Außenangreiferin Chiara Ammirati kommt vom französischen Top-Club Béziers Volley.
Der Kader der Gäubodenstädterinnen für die kommende Saison nimmt immer mehr Gestalt an. Nun steht mit der Schweizer Nationalspielerin Chiara Ammirati der nächste NawaRo-Neuzugang fest. Die 23-jährige stammt gebürtig aus Lugano und hat ihre Karriere folgerichtig bei “Volley Lugano” gestartet. “Für meinen Heimatverein war ich zehn Jahre lang aktiv. Im Anschluss war die Zeit reif für eine Luftveränderung”, informiert Ammirati, die sich 2021 für einen Wechsel zu “Volero Zürich” entschieden hat. Dort konnte die 1,76 Meter große Athletin weiter an ihren Fähigkeiten feilen, ehe mit dem Engagement an der renommierten Volleyball Academy Zürich der nächste Entwicklungsschritt folgte. “Vor zwei Jahren habe ich den Sprung nach Frankreich gewagt und zu keiner Zeit bereut. In Beziers bin ich an den Aufgaben gewachsen und habe viele wertvolle Erfahrungen sammeln können. In Abstimmung mit meinem Agenten bin ich im April auf NawaRo aufmerksam geworden. Die Gespräche wurden zu jeder Zeit auf Augenhöhe und offen geführt. Diese Tatsache, sowie die Ambitionen der Verantwortlichen haben mich schlussendlich überzeugt, die Herausforderung in Straubing anzunehmen”, erklärt Chiara Ammirati, die, wie die meisten Neuzugänge der Schwab-Truppe, Mitte Juli in Niederbayern eintreffen soll.

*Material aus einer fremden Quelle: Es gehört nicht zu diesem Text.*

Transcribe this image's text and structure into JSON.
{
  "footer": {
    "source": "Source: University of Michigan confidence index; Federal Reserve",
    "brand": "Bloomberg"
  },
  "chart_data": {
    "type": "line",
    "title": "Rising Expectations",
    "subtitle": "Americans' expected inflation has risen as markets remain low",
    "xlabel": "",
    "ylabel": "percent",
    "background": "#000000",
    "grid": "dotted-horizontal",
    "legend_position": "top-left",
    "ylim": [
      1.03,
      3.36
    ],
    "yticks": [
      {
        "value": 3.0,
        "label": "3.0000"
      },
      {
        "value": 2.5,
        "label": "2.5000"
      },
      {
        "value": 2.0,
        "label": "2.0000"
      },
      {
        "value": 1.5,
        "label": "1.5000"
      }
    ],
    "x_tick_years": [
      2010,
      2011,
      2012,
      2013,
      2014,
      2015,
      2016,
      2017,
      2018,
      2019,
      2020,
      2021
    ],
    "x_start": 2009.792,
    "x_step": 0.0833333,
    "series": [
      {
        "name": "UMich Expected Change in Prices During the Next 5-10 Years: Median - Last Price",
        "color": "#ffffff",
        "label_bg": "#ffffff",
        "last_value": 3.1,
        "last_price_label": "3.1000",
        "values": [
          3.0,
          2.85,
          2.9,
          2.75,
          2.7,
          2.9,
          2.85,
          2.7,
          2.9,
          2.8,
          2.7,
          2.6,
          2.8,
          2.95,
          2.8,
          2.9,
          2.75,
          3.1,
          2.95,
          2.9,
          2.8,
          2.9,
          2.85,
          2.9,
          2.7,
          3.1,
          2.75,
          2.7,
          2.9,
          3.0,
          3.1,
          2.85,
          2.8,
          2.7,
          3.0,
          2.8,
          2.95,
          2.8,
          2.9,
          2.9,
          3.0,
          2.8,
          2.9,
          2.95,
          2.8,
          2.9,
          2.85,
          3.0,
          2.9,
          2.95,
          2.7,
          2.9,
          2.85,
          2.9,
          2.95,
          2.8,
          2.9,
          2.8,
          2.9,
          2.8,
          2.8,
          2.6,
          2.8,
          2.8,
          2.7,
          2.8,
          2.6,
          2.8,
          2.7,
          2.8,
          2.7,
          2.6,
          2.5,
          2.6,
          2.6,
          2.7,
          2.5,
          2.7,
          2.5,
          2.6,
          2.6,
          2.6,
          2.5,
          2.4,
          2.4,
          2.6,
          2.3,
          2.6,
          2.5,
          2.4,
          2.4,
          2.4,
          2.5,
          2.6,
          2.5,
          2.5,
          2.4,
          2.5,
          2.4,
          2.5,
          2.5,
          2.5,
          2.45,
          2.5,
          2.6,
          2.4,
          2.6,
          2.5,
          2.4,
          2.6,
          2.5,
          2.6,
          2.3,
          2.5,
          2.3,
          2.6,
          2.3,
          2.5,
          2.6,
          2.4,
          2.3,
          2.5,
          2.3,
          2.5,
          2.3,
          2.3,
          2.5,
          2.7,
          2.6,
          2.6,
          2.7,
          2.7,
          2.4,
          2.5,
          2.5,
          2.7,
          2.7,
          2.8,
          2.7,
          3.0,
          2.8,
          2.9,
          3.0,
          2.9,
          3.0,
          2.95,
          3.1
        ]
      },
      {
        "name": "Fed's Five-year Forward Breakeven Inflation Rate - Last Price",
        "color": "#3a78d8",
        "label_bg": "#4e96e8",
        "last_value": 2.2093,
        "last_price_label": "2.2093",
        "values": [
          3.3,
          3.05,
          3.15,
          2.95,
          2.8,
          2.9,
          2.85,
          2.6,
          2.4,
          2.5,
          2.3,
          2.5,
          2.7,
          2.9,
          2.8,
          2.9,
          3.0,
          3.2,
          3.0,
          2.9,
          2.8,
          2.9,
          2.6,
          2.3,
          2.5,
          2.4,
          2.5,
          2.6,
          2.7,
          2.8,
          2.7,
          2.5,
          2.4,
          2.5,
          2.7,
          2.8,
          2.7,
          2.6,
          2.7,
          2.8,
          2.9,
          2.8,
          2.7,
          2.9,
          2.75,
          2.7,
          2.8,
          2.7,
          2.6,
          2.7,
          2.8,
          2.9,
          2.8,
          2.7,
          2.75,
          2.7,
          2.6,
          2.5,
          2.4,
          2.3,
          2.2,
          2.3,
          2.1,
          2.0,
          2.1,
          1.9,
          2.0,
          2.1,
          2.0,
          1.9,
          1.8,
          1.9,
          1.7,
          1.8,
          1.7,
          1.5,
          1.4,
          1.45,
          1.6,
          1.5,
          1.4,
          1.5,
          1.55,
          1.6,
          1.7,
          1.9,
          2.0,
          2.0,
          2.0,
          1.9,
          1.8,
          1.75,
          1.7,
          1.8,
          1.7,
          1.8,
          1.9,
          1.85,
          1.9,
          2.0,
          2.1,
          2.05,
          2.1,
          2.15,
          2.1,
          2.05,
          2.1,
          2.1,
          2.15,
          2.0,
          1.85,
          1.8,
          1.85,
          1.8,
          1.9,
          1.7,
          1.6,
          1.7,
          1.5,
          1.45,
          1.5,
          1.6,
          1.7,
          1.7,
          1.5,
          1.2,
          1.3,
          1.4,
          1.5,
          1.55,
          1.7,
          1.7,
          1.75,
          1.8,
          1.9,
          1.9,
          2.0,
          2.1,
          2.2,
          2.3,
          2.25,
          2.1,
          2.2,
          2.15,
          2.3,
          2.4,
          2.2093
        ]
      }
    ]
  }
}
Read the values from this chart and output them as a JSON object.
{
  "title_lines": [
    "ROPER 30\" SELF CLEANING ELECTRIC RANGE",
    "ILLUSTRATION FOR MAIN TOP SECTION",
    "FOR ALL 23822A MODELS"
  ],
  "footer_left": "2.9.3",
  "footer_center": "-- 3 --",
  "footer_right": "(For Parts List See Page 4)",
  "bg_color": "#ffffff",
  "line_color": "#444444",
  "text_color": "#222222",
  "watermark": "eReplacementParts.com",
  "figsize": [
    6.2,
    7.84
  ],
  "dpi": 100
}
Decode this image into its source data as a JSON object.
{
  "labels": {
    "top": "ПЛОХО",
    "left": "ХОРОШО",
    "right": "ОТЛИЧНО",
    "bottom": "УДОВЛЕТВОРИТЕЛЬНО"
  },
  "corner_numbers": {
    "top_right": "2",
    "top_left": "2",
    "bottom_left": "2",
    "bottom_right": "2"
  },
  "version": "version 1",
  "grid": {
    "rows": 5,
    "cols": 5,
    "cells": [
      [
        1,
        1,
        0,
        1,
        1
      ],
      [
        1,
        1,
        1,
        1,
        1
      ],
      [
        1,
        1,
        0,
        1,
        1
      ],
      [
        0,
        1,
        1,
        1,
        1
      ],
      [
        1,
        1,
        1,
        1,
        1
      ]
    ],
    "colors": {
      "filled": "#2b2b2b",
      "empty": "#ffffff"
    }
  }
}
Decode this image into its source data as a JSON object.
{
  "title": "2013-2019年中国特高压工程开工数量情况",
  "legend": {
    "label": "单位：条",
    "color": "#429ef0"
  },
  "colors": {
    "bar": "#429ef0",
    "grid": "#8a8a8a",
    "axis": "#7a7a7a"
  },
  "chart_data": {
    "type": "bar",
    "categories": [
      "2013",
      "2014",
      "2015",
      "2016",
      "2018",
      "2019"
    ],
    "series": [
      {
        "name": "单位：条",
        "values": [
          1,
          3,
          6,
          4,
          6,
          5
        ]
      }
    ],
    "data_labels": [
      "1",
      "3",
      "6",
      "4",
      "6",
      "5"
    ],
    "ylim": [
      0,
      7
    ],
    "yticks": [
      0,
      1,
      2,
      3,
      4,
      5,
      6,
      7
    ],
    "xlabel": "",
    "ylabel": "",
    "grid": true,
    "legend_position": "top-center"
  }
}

“Chiara ist eine Vollblut-Volleyballerin. Sie ist exakt der Spielertyp, den wir für Annahme-Außen gesucht haben. Chiara hatte eine Vielzahl an hochklassigen Angeboten vorliegen. Dass sie sich letztendlich bewusst für NawaRo entschieden hat, macht uns einerseits stolz und ist uns andererseits eine Verpflichtung”, teilt Bart-Jan van der Mark, NawaRo-Sportdirektor, mit. “Chiara gilt als sehr diszipliniert und lebensbejahend. Sie profitiert von ihrer enormen Sprungkraft, reagiert blitzschnell und geht sehr kraftvoll zu Werke. Darunter leidet jedoch ihre ausgeklügelte Technik keineswegs. Offensiv wie defensiv wird Chiara sehr wertvoll für uns werden”, ergänzt Rupert Hafner, der bei NawaRo ebenso der sportlichen Leitung angehört.
Derzeit bereitet sich Chiara Ammirati individuell auf die Vorbereitung in der Gäubodenstadt vor: “Mir ist es wichtig topfit bei meinem neuen Arbeitgeber einzutreffen. Deshalb schufte ich wie noch nie zuvor. Ich will ein wichtiges Puzzleteil im Kollektiv von Trainer Roland Schwab werden.” Apropos Roland Schwab: ihren neuen Trainer hat die Schweizer U23-Meisterin von 2023 am vergangenen Wochenende in Kriens getroffen. Dort hat Schwab mit der österreichischen Frauen-Nationalmannschaft zwei European-League-Spiele bestritten. “Das war ein guter Austausch. Dass sich Chiara extra nach Kriens aufgemacht hat, um sich persönlich sehen zu können, spricht für ihren Charakter, sowie die positive Art und Weise wie sie die Sportart lebt”, erörtert Roland Schwab.
Chiara Ammirati erhält bei NawaRo die Rückennummer siebzehn. Privat verbringt die 23-jährige am liebsten Zeit mit ihren Freunden, der Familie und begibt sich auf ausgedehnte Wanderungen mit ihrem Hund. Der Weimaraner-Rüde“Eddy” sorgt mitunter dafür, dass die Kondition des Frauchens zu keiner Zeit nachlässt. “Irgendwie muss ich ihn ja müde kriegen”, verrät Ammirati augenzwinkernd. In Sachen “Karriere nach der Karriere” feilt die Neu-Straubingerin derzeit an ihrem Bachelor. “Danach stehen mir alle Türen offen. Vielleicht setzte ich noch einen Master in Sportmanagement drauf, aber vorerst genießt der Volleyball oberste Priorität”, teilt Chiara Ammirati abschließend mit. Allen die es mit NawaRo halten, kann dies nur Recht sein, wenn sich die Schweizer Cup-Siegerin von 2023 an der Donau zu neuen Höchstleistungen aufschwingt.